Meteorologists have to be right only some of the time. Pundits and commentators never have to be right. The day after Election Day, Newt Gingrich, two days from his confident prediction of a Mitt Romney landslide, was back on CNN giving expert advice to the president and the GOP both on how to proceed with managing the country.
George Will, who sailed into the ballot box boasting of the coming of a new era of GOP dominance based on a Romney triumph, appeared in print by the dawn’s early light on Nov. 7, decrying the foolishness of the voters for failing to fulfill his predictions.
The only safe prediction is that there will be no humility in the ranks of the punditocracy.
Ever since I watched my candidate for
Student Council president in 11th grade go crashing down to defeat, I
have made it a practice of refraining from electoral predictions.

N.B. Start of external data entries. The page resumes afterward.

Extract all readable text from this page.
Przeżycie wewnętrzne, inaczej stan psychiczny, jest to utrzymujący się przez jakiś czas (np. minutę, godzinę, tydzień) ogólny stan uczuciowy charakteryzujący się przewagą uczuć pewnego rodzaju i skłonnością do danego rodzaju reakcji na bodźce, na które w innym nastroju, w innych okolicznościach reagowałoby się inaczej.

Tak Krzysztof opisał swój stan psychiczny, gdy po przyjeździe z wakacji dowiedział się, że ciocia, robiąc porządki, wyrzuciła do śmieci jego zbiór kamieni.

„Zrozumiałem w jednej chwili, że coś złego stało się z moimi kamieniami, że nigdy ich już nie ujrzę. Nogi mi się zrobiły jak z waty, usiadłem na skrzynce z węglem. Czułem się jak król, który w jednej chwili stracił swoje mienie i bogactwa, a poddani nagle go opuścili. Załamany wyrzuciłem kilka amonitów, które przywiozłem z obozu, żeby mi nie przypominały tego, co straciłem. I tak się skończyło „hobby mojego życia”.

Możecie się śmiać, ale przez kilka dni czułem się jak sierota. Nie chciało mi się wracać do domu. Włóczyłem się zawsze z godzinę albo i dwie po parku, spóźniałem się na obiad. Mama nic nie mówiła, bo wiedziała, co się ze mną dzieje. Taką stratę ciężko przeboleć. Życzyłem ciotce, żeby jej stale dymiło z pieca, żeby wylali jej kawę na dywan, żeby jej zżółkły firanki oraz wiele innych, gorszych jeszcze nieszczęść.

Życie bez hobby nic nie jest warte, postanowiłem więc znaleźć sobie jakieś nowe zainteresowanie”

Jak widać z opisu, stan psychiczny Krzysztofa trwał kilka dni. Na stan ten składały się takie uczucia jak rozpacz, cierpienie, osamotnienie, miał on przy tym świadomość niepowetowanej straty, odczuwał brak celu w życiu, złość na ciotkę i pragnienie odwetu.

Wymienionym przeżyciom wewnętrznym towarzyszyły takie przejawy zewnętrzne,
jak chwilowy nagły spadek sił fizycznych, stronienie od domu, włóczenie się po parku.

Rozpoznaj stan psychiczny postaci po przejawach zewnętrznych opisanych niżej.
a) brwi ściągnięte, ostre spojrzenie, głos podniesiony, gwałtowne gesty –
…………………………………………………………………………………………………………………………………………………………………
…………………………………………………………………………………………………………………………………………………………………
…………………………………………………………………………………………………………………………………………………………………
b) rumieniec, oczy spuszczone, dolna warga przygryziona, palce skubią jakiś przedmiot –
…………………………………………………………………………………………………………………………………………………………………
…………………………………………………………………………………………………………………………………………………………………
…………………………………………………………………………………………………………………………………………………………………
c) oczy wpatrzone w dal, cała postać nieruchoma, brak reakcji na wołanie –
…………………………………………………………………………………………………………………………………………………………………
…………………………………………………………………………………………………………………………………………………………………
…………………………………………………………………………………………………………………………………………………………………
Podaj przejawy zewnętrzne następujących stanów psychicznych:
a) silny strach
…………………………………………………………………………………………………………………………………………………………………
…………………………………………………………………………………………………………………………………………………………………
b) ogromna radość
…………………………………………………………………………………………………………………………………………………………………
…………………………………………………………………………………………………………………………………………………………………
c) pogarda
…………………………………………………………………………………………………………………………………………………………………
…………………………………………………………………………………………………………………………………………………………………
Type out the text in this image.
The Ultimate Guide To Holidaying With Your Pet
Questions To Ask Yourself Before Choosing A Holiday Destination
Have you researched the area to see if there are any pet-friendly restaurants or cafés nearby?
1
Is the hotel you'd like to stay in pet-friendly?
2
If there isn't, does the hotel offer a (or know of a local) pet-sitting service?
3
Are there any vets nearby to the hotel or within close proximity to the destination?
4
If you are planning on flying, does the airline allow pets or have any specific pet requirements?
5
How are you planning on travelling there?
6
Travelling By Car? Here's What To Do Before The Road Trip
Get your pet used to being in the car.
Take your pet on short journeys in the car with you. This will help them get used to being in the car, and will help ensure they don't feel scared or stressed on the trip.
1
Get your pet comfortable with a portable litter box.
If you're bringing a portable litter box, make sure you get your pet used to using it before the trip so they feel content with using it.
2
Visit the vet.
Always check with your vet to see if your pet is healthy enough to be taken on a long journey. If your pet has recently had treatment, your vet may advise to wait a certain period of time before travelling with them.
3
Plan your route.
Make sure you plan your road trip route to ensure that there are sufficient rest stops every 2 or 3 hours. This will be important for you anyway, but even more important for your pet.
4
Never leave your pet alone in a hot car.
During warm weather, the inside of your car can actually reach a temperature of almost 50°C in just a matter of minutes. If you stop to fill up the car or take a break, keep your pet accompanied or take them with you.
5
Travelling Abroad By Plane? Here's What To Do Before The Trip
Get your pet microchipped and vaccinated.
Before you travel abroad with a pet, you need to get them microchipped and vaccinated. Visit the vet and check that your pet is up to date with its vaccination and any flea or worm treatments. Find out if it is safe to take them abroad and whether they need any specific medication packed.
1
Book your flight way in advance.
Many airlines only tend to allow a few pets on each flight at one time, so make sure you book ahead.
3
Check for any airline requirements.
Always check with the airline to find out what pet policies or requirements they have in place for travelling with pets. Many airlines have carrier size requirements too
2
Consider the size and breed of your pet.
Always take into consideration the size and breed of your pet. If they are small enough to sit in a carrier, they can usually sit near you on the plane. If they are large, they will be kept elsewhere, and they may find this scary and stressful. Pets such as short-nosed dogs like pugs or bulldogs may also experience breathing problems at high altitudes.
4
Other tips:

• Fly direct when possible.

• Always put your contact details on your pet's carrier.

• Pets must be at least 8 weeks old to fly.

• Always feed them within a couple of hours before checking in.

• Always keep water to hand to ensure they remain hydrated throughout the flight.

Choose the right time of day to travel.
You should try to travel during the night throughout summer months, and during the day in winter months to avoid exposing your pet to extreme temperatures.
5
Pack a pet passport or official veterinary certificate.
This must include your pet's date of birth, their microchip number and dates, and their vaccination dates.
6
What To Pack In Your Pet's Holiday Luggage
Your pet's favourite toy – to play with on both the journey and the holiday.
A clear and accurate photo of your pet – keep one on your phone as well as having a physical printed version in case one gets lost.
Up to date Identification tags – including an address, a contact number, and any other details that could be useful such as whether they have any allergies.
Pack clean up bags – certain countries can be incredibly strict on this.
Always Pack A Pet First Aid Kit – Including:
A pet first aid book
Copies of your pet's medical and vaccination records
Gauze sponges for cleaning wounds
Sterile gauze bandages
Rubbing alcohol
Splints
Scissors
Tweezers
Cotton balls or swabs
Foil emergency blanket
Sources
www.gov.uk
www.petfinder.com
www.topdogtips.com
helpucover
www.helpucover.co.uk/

I
should tell you that I did have two hunches in this contest, however.
First, I thought that Barack Obama could not be re-elected to a second
term as president while so many people remained unemployed. Second, I
believed that Ursula Rozum was likely to draw enough votes away from Dan
Maffei to ensure the re-election of Ann Marie Buerkle
in the 24th Congressional District.
So there you have it—full disclosure. A little humility is in order. I won’t blame you if you stop reading now.

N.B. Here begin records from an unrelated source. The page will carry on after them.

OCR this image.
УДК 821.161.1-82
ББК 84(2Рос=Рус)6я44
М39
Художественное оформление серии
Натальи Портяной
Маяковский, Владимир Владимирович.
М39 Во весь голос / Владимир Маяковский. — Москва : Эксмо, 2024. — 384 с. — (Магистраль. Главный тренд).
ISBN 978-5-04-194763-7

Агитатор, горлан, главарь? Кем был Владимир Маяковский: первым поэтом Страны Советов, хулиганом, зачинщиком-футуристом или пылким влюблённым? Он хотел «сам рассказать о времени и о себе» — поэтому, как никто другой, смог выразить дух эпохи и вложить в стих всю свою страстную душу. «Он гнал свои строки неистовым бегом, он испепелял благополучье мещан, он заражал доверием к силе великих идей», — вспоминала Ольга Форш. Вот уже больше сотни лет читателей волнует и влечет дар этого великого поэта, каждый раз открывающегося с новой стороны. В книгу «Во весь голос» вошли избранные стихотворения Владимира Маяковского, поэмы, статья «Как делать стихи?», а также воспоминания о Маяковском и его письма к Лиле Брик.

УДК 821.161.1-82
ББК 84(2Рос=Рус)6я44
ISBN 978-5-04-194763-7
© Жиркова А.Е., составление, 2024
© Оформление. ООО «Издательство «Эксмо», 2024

While people were voting on issues like the economy, Mother Nature was conducting a campaign of her own, terrorizing and educating towns and neighborhoods on the Atlantic Coast about the high price we pay for ignoring the impact of climate change. Hurricane Sandy tore through New Jersey, New York and Connecticut, sending sea levels to heights that no one on those coasts had seen before.

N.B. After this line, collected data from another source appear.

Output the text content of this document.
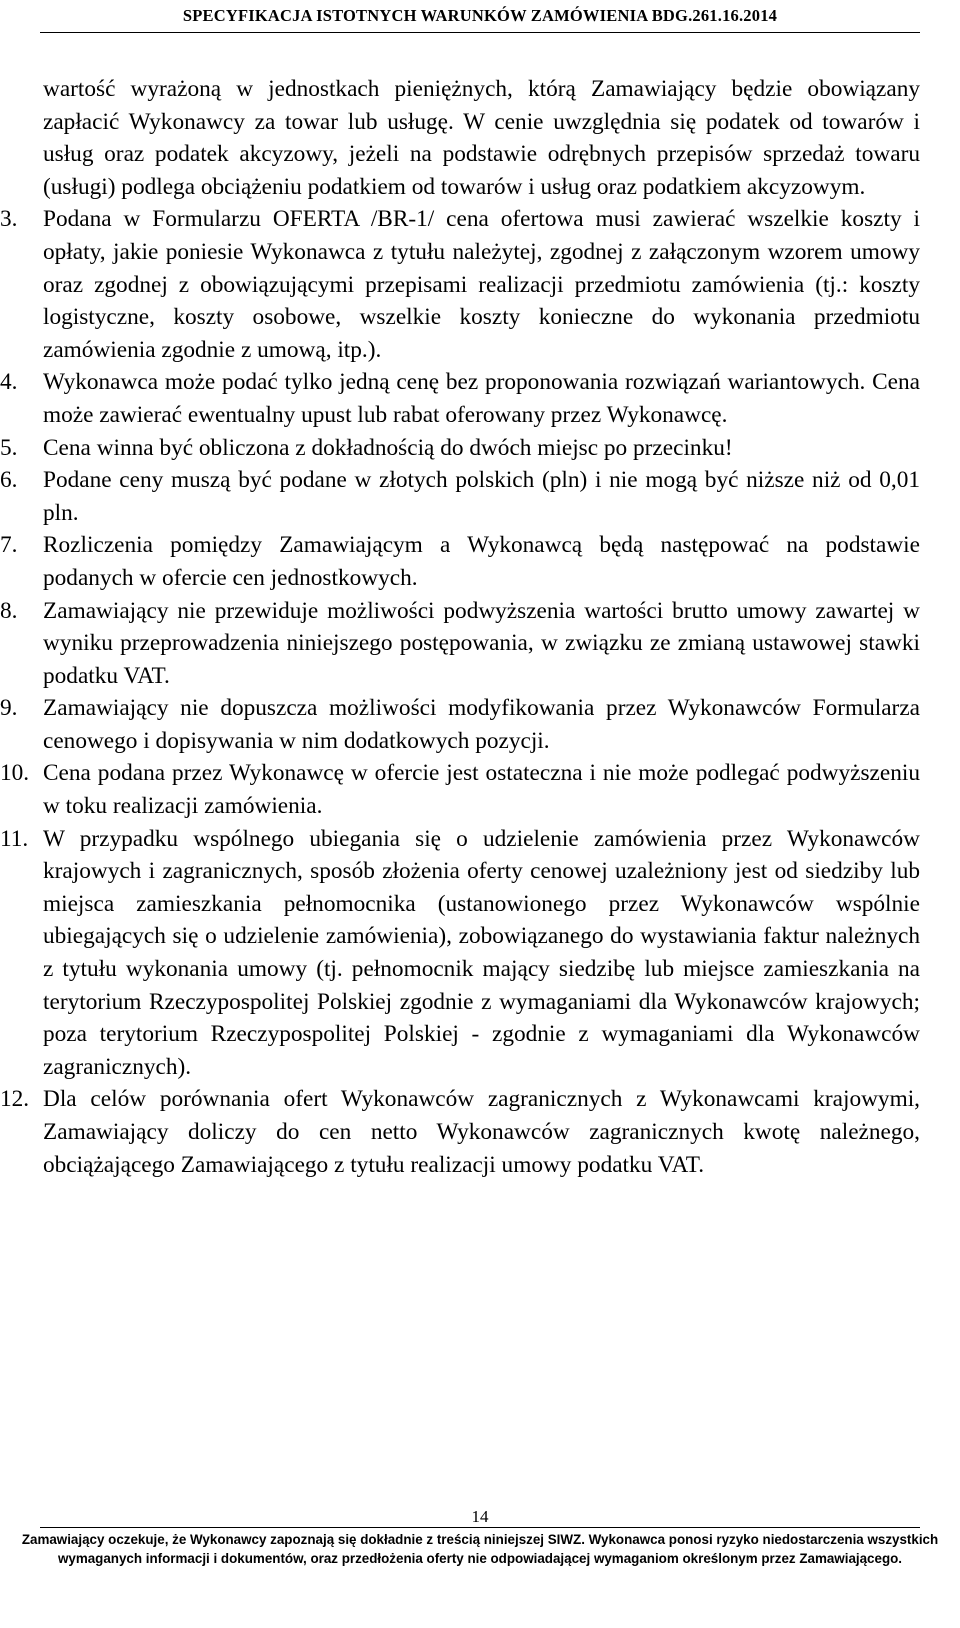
SPECYFIKACJA ISTOTNYCH WARUNKÓW ZAMÓWIENIA BDG.261.16.2014

wartość wyrażoną w jednostkach pieniężnych, którą Zamawiający będzie obowiązany zapłacić Wykonawcy za towar lub usługę. W cenie uwzględnia się podatek od towarów i usług oraz podatek akcyzowy, jeżeli na podstawie odrębnych przepisów sprzedaż towaru (usługi) podlega obciążeniu podatkiem od towarów i usług oraz podatkiem akcyzowym.

3. Podana w Formularzu OFERTA /BR-1/ cena ofertowa musi zawierać wszelkie koszty i opłaty, jakie poniesie Wykonawca z tytułu należytej, zgodnej z załączonym wzorem umowy oraz zgodnej z obowiązującymi przepisami realizacji przedmiotu zamówienia (tj.: koszty logistyczne, koszty osobowe, wszelkie koszty konieczne do wykonania przedmiotu zamówienia zgodnie z umową, itp.).
4. Wykonawca może podać tylko jedną cenę bez proponowania rozwiązań wariantowych. Cena może zawierać ewentualny upust lub rabat oferowany przez Wykonawcę.
5. Cena winna być obliczona z dokładnością do dwóch miejsc po przecinku!
6. Podane ceny muszą być podane w złotych polskich (pln) i nie mogą być niższe niż od 0,01 pln.
7. Rozliczenia pomiędzy Zamawiającym a Wykonawcą będą następować na podstawie podanych w ofercie cen jednostkowych.
8. Zamawiający nie przewiduje możliwości podwyższenia wartości brutto umowy zawartej w wyniku przeprowadzenia niniejszego postępowania, w związku ze zmianą ustawowej stawki podatku VAT.
9. Zamawiający nie dopuszcza możliwości modyfikowania przez Wykonawców Formularza cenowego i dopisywania w nim dodatkowych pozycji.
10. Cena podana przez Wykonawcę w ofercie jest ostateczna i nie może podlegać podwyższeniu w toku realizacji zamówienia.
11. W przypadku wspólnego ubiegania się o udzielenie zamówienia przez Wykonawców krajowych i zagranicznych, sposób złożenia oferty cenowej uzależniony jest od siedziby lub miejsca zamieszkania pełnomocnika (ustanowionego przez Wykonawców wspólnie ubiegających się o udzielenie zamówienia), zobowiązanego do wystawiania faktur należnych z tytułu wykonania umowy (tj. pełnomocnik mający siedzibę lub miejsce zamieszkania na terytorium Rzeczypospolitej Polskiej zgodnie z wymaganiami dla Wykonawców krajowych; poza terytorium Rzeczypospolitej Polskiej - zgodnie z wymaganiami dla Wykonawców zagranicznych).
12. Dla celów porównania ofert Wykonawców zagranicznych z Wykonawcami krajowymi, Zamawiający doliczy do cen netto Wykonawców zagranicznych kwotę należnego, obciążającego Zamawiającego z tytułu realizacji umowy podatku VAT.
14
Zamawiający oczekuje, że Wykonawcy zapoznają się dokładnie z treścią niniejszej SIWZ. Wykonawca ponosi ryzyko niedostarczenia wszystkich
wymaganych informacji i dokumentów, oraz przedłożenia oferty nie odpowiadającej wymaganiom określonym przez Zamawiającego.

It was a tempest powerful enough to thrust an ocean-going tanker up onto the beaches of Staten Island and to toss the formidable Chris Christie, governor of New Jersey, into the arms of President Barack Obama. New York City Mayor Michael Bloomberg and Gov. Andrew Cuomo both made clear reference to the impact of global warming when they were in the thick of the emergency caused by Sandy.
Eric Pooley of the Environmental Defense Fund is quoted in an article in Bloomberg Businessweek with the perfect retort to those who dismiss the connection between global warming and events like Sandy. “We can’t say that steroids caused any one home run by Barry Bonds, but steroids sure helped. Now we have weather on steroids.” The article is entitled “It’s Global Warming, Stupid.”
Climate change was way down the list of issues important to voters in this election. A Pew survey published on Salon.com in September found that when swing state voters were polled on what they felt were the most important issues, “energy policy” came in ninth. Even worse, says the survey, the percentage of all voters surveyed who rated energy policy as “very important” fell from 77 percent in 2008 to 55 percent in 2012—placing the environment near the bottom of the voting priorities list. But that was before Sandy.
If the president decides to seize the moment and make Sandy a turning point in the struggle to reverse global warming, it will take some serious leadership on his part. Remember that it was on Obama’s watch that the BP oil spill erupted in the Gulf of Mexico, and that disaster did not dilute his enthusiasm for off-shore drilling. Judging by Obama’s campaign rhetoric, which at times made him seem eager to out-drill and out-mine Romney, it will take a major commitment on his part to truly become the president who sought to heal the planet.
Romney may have inadvertently provided what will be seen, in retrospect as the most important line to take away from this campaign. “President Obama promised,” said the GOP standard bearer as he accepted the nomination back in August, “to begin to slow the rise of the oceans and heal the planet. My promise. . . is to help you and your family.”
In the world according to Sandy, we now understand that those two things are one and the same. You can’t help those families unless you can keep the ocean out of their basement.